Some times I get a little fed up when …… not that I do not get noticed but get misunderstood and it’s good to speak up for myself. Hey, it’s far better to be left to get on with it. But just sometimes, even when I’m warned to be humble in my calling, I just get reminded myself of who I am in Christ. And I just got to stand up for myself. And then just let it go.
I have one ‘raising of the dead’. It was at at time when lots were trying. I used to laugh and wonder what it was like. After all, I thought, Jesus raised Lazarus from the dead. So, He can raise anyone from the dead. Just anyone. Now, you must understand that you do not just go and find some dead bodies and just start. But some were. I find that you just rise to the occasion. Listen carefully and do as God says. So, when one is dead, they are not breathing right. Not breathing. So, from not breathing to breathing, is coming back to life right. Not for just a minute. For quiet a long time. Over an hour.
Once I went on a mission trip and we were to minister to the sick. I heard Jesus tell me to go to that place and did. We were in ICU. There were three patients. The nurses instructed us to go to the sickest one to pray for her. Her blood pressure was just forty and dropping and her family member was not happy at all. So, we took turns in the laying of the hands. When it was my turn, I lay hands on her and her blood pressure jumped up to 165. The nurses ran towards her bed and smiled and said thank you. She was fine now. I continued on and heard the Lord lead in the direction of some crying. He said to go to the crying woman. As we walked in we saw the dead body of her child. My heart sank. I’ve not encountered many dead bodies in my life and this was a child. As I looked at the child I saw above his feet that he had entered into the kingdom of God and was with Jesus so I turned my thoughts to the grieving mother and told her her child was in heaven with Jesus. She stopped crying. After that we continued walking on and went into another door which one of the ladies suggested. There was a child who was on the bed. The child’s mother was distraught. We walked up and asked what the problem was. There was a problem. So we laid hands on the child. After the first experience of the blood pressure rising to 165, I thought that it was not a good idea for me to lay hands on this tiny child who was not breathing much. But the ladies insisted and I did. To my horror I could see his heart beat profusely so I removed my hand and moved away. We left. Then I got told off that I did not follow procedure and went to places where we were not supposed to go by my team members. Sometimes, people have to grow up, I thought to myself and follow the prompting of the Holy Spirit and just do as He says. I never went on another hospital visit again.
I personally do not think I’m to go to every hospital. I just think God will lead and my job is to obey Him.
Once in an emotional passion I raised the cross at the top of the North Pole and plunged it into the ground in a mighty big thud. And left it there. Shortly after that the earth had some movements in the earth. So I knew that I knew never to do that again. Unless asked. So, the other day I thought back to a time when I thought about plunging the sword on to the ground of the part of our church I worship in but the Lord pointed upwards. I looked up and saw the ceiling and knew that this was not a good idea either. I will never plunge the sword in the North Pole either. Sometimes I get it mighty wrong. But know that I must try and if I get it wrong, not to do it again. Unless asked.

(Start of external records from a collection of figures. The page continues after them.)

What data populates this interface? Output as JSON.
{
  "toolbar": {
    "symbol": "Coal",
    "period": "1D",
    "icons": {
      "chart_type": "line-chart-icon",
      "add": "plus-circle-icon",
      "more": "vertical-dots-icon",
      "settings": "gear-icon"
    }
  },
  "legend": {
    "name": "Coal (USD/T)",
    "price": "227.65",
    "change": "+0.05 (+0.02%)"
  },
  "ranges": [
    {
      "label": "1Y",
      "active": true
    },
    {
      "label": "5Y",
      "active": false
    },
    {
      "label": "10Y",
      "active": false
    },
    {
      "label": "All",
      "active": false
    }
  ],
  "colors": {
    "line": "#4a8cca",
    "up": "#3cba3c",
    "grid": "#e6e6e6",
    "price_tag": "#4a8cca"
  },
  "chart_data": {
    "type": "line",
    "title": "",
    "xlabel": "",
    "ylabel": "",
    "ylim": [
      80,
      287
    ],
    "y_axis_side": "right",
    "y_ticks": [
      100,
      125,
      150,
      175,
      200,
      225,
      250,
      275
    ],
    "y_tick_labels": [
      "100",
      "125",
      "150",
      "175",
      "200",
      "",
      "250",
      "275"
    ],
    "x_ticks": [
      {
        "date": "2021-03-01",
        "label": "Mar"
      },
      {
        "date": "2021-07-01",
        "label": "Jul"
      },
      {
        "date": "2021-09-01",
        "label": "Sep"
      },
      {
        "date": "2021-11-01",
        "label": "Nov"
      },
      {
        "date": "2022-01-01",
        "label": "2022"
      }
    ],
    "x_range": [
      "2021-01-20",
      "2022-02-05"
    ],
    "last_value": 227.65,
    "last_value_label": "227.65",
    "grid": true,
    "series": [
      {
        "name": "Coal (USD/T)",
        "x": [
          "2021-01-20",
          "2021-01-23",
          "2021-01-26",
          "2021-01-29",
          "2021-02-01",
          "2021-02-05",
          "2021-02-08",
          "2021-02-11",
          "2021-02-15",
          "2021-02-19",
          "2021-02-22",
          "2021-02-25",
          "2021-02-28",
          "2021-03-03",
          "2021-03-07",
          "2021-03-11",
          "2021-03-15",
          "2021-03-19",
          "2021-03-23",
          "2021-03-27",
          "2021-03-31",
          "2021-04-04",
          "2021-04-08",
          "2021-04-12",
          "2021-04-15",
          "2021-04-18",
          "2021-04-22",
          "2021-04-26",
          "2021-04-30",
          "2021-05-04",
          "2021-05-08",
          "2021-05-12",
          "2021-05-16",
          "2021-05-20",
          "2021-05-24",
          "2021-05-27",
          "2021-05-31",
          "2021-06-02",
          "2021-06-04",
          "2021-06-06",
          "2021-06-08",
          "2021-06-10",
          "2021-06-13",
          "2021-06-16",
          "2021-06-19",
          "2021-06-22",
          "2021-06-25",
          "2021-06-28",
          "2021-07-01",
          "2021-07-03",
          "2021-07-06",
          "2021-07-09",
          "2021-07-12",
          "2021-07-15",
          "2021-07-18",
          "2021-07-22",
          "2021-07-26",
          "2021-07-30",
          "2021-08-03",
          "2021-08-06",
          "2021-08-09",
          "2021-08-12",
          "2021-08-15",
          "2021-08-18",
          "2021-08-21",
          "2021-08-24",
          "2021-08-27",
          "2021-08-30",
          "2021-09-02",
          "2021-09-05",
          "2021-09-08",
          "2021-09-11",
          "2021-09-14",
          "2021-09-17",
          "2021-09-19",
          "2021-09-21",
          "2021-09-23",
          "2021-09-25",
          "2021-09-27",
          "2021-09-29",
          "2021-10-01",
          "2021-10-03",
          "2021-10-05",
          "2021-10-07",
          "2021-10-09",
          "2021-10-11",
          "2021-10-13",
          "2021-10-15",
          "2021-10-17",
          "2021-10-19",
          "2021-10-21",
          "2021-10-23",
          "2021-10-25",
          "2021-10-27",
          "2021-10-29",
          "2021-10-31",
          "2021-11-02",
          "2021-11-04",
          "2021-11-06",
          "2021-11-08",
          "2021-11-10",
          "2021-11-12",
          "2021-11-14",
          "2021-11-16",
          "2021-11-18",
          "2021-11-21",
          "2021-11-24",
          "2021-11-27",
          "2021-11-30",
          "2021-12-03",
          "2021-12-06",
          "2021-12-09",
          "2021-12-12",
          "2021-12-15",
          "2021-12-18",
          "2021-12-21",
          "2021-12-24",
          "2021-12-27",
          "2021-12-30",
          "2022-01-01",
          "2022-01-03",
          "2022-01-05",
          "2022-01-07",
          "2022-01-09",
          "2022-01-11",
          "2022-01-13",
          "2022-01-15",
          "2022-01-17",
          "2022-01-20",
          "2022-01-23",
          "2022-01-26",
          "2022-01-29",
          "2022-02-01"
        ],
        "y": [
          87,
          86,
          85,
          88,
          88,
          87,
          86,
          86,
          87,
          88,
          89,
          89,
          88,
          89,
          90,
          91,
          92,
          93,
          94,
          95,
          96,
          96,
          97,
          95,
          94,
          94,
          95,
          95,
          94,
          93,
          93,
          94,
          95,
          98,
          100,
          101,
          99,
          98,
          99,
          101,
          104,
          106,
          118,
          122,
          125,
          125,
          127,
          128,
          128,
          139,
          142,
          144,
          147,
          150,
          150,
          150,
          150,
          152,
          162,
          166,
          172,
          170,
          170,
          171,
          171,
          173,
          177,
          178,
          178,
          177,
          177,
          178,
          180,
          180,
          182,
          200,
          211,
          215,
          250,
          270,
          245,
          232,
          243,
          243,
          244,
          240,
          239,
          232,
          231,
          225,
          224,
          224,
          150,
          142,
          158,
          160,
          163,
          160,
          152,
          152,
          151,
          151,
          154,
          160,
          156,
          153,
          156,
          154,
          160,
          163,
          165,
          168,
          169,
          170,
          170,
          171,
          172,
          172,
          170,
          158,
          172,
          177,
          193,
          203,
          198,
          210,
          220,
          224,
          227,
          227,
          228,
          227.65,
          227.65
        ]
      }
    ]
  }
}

We prophets and seers do things that no one else does. It’s in our make-up. And we do many things daily that is not the norm. Being a seer is an exciting life with the Lord. When I was young, as a very small child, when there were less people in our city, it was even better.
So, some of the time, I get to a point where, I get very proud of my calling and say, beat me if you can. You can place before my name, Seer ………..
Again, Spirit and Truth. Study God’s Word diligently and move in the Spirit.
And then after this I just like to get on with it quietly.